Team:UESTC-China/Improve

This year, we have improved the previous part BBa_J23100 by adding RBS and pelB-5D to make it can be used for extracelluar expression. The combination of promoter, RBS and signal peptide makes it convenient to use as a BioBrick and gives it the function of extracellular expression.

For the verification of function, we decided to use the PETase as our reporter protein. Two plasmids were constructed.

Before DNA sequencing, those vectors were verified by restriction enzyme digestion. After electrophoresis analysis, the samples which contained all desired bands were selected and sent for sequencing. The sequencing results showed that all the above constructed vectors were successful.

To validate the extracellular expression of PETase, the supernatant fractions of LB culture were separated by centrifugation (8000rpm,4℃). Then we used the absorbing column to do the protein concentration. Added 30mL supernatant into absorbing column, and got 1mL even less concentrated supernatant through refrigerated centrifugation(4℃, 4000g，30min).After SDS-PAGE analysis, we found that the supernatant of piGEM2016-001 which carrying pelB-5D showed a target band while no such a band was detected in piGEM2016-002 （FigXX).The result demonstrated that our improved part can increase the extracellular expression of the protein.
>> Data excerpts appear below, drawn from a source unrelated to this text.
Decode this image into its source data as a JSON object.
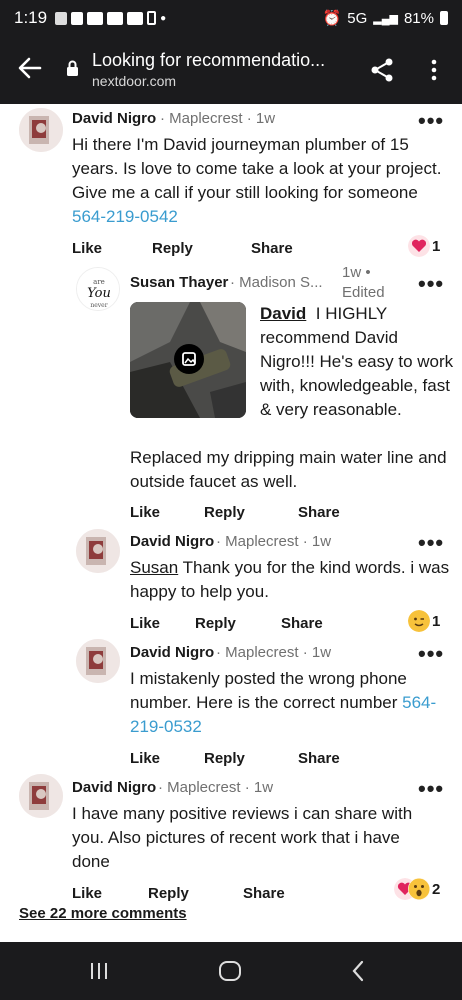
{
  "status": {
    "time": "1:19",
    "network": "5G",
    "battery": "81%"
  },
  "browser": {
    "title": "Looking for recommendatio...",
    "domain": "nextdoor.com"
  },
  "actions": {
    "like": "Like",
    "reply": "Reply",
    "share": "Share"
  },
  "comments": [
    {
      "author": "David Nigro",
      "meta": "· Maplecrest · 1w",
      "text_prefix": "Hi there I'm David journeyman plumber of 15 years. Is love to come take a look at your project. Give me a call if your still looking for someone ",
      "phone": "564-219-0542",
      "reaction_count": "1"
    },
    {
      "author": "Susan Thayer",
      "meta": "· Madison S...",
      "time": "1w •",
      "edited": "Edited",
      "mention": "David",
      "text_side": "I HIGHLY recommend David Nigro!!! He's easy to work with, knowledgeable, fast & very reasonable.",
      "text_below": "Replaced my dripping main water line and outside faucet as well."
    },
    {
      "author": "David Nigro",
      "meta": "· Maplecrest · 1w",
      "mention": "Susan",
      "text": " Thank you for the kind words. i was happy to help you.",
      "reaction_count": "1"
    },
    {
      "author": "David Nigro",
      "meta": "· Maplecrest · 1w",
      "text_prefix": "I mistakenly posted the wrong phone number. Here is the correct number ",
      "phone": "564-219-0532"
    },
    {
      "author": "David Nigro",
      "meta": "· Maplecrest · 1w",
      "text": "I have many positive reviews i can share with you. Also pictures of recent work that i have done",
      "reaction_count": "2"
    }
  ],
  "see_more": "See 22 more comments",
  "avatar_text": {
    "line1": "You",
    "line2": "are",
    "line3": "never"
  },
  "colors": {
    "link": "#3a9ccf",
    "chrome": "#1b1b1d",
    "heart": "#e0245e"
  }
}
The activity of PETase was determined after expression of PETase in E.coli BL21 (DE3) for 24h.pNP (p-nitrophenol) assay is commonly used method for quantitative detection of lipase activity. The assay is based on the production of pNP which has a maximum absorption at 405 nm. For measuring the activity of PETase, we chose pNPB (p-nitrophenol butyrate) as the substrate which can be hydrolyzed to pNP by PETase. One unit (U) of PETase activity was defined as the amount of PETase that could release 1 mmol pNP from pNPB per minute (Kim et al., 2015). For quantitative assay, a standard curve of pNP ranging from 0-0.8 mM in 100 mM of phosphate buffer (pH 7.4) was measured (Figure 8).